On May 7, the forward 12-month P/E ratio for the S&P 500 was 20.4, which marked the sixth time in the past seven trading days in which the P/E ratio for the index was above 20.0. How does this 20.4 P/E ratio compare to historical averages? What is driving the recent increase in the P/E ratio?
The forward 12-month P/E ratio of 20.4 on May 7 was above the four most recent historical averages for the S&P 500: five-year (16.7), 10-year (15.1), 15-year (14.6), and 20-year (15.4). In fact, this past week marked the first time the forward 12-month P/E ratio had been equal to (or above) 20.0 since April 10, 2002 (20.0). However, it is important to note that even at 20.4, the forward 12-month P/E ratio was still below the peak P/E ratio of the past 20 years for the index of 23.4 recorded on September 1, 2000.
At the sector level, nine sectors had forward 12-month P/E ratios on May 7 that exceeded their 20-year averages, led by the Consumer Discretionary (36.6 vs. 17.8) sector. A forward 12-month P/E ratio for the Energy sector was not available on May 7 due to the projected loss for the sector in CY 2020 (P/E ratio was negative). A 20-year average P/E ratio is not available for the Real Estate sector.
What is driving the rise in the forward 12-month P/E ratio? On March 23, the forward 12-month P/E ratio was 13.1, as the price of the index hit its lowest value since 2016 at 2237.40. Since March 23, the price of the S&P 500 has increased by 28.8%, while the forward 12-month EPS estimate has decreased by 16.2%. Thus, the increase in the āPā and the decrease in the āEā have both been drivers of the sharp increase in the P/E ratio over the past seven weeks.
It is interesting to note that over the past 20 years, the correlation coefficient between the daily forward 12-month EPS estimate for the S&P 500 and the daily closing price of the S&P 500 is 0.92 (where 1.0 is a perfect positive linear relationship). Thus, both numbers tend to move in the same direction over time.

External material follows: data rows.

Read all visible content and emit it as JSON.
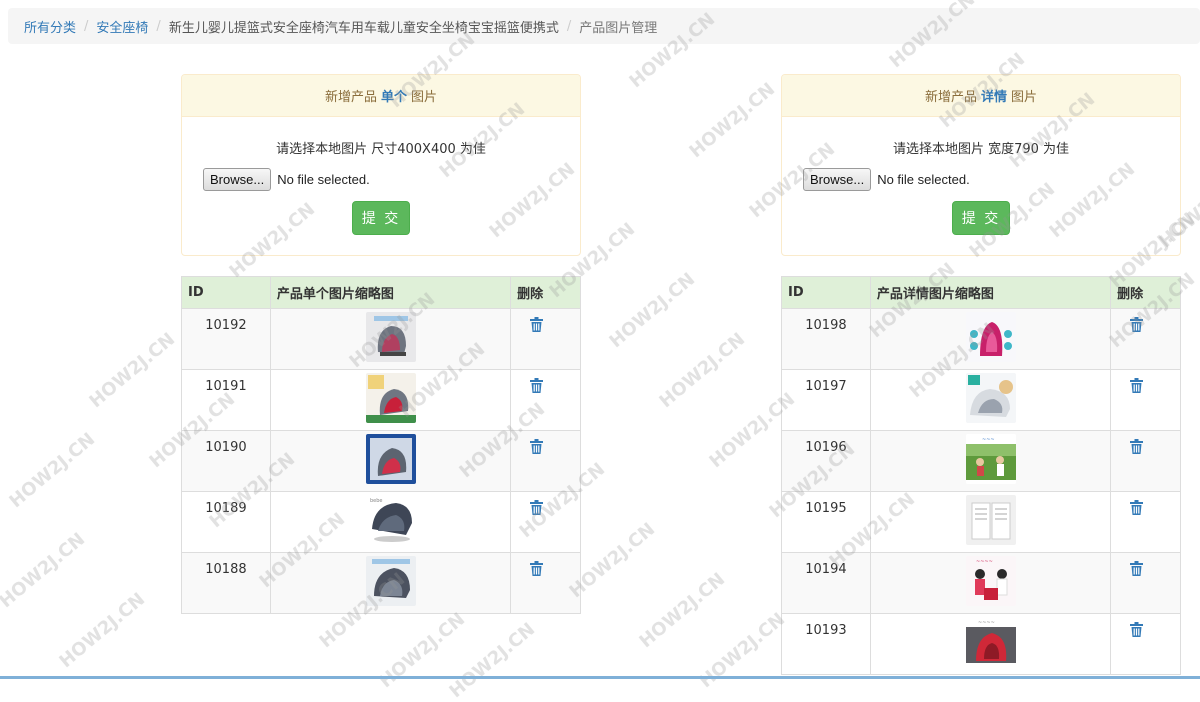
{
  "breadcrumb": {
    "items": [
      "所有分类",
      "安全座椅",
      "新生儿婴儿提篮式安全座椅汽车用车载儿童安全坐椅宝宝摇篮便携式"
    ],
    "current": "产品图片管理"
  },
  "left_panel": {
    "heading_prefix": "新增产品",
    "heading_em": "单个",
    "heading_suffix": "图片",
    "hint": "请选择本地图片 尺寸400X400 为佳",
    "browse_label": "Browse...",
    "file_status": "No file selected.",
    "submit_label": "提 交"
  },
  "right_panel": {
    "heading_prefix": "新增产品",
    "heading_em": "详情",
    "heading_suffix": "图片",
    "hint": "请选择本地图片 宽度790 为佳",
    "browse_label": "Browse...",
    "file_status": "No file selected.",
    "submit_label": "提 交"
  },
  "single_table": {
    "headers": [
      "ID",
      "产品单个图片缩略图",
      "删除"
    ],
    "rows": [
      {
        "id": "10192",
        "thumb": "car-seat-grey"
      },
      {
        "id": "10191",
        "thumb": "car-seat-red-promo"
      },
      {
        "id": "10190",
        "thumb": "car-seat-blue"
      },
      {
        "id": "10189",
        "thumb": "car-seat-dark"
      },
      {
        "id": "10188",
        "thumb": "car-seat-grey-2"
      }
    ]
  },
  "detail_table": {
    "headers": [
      "ID",
      "产品详情图片缩略图",
      "删除"
    ],
    "rows": [
      {
        "id": "10198",
        "thumb": "detail-pink-seat"
      },
      {
        "id": "10197",
        "thumb": "detail-white-seat"
      },
      {
        "id": "10196",
        "thumb": "detail-outdoor-family"
      },
      {
        "id": "10195",
        "thumb": "detail-document"
      },
      {
        "id": "10194",
        "thumb": "detail-family-photo"
      },
      {
        "id": "10193",
        "thumb": "detail-red-seat"
      }
    ]
  },
  "icons": {
    "delete": "trash-icon"
  },
  "colors": {
    "link": "#337ab7",
    "panel_heading_bg": "#fcf8e3",
    "table_header_bg": "#dff0d8",
    "submit_bg": "#5cb85c"
  },
  "watermark": "HOW2J.CN"
}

Given the added uncertainty around estimates for future earnings due to COVID-19 (79 S&P 500 companies had withdrawn annual EPS guidance during the Q1 earnings season through April 30), this correlation may temporarily not hold. But assuming it still holds, it would seem unlikely the that the increase in the price of the index and the decrease in the expected EPS for the index will continue much longer. Will the price of the index begin to fall, or will the forward 12-month EPS estimate begin to rise?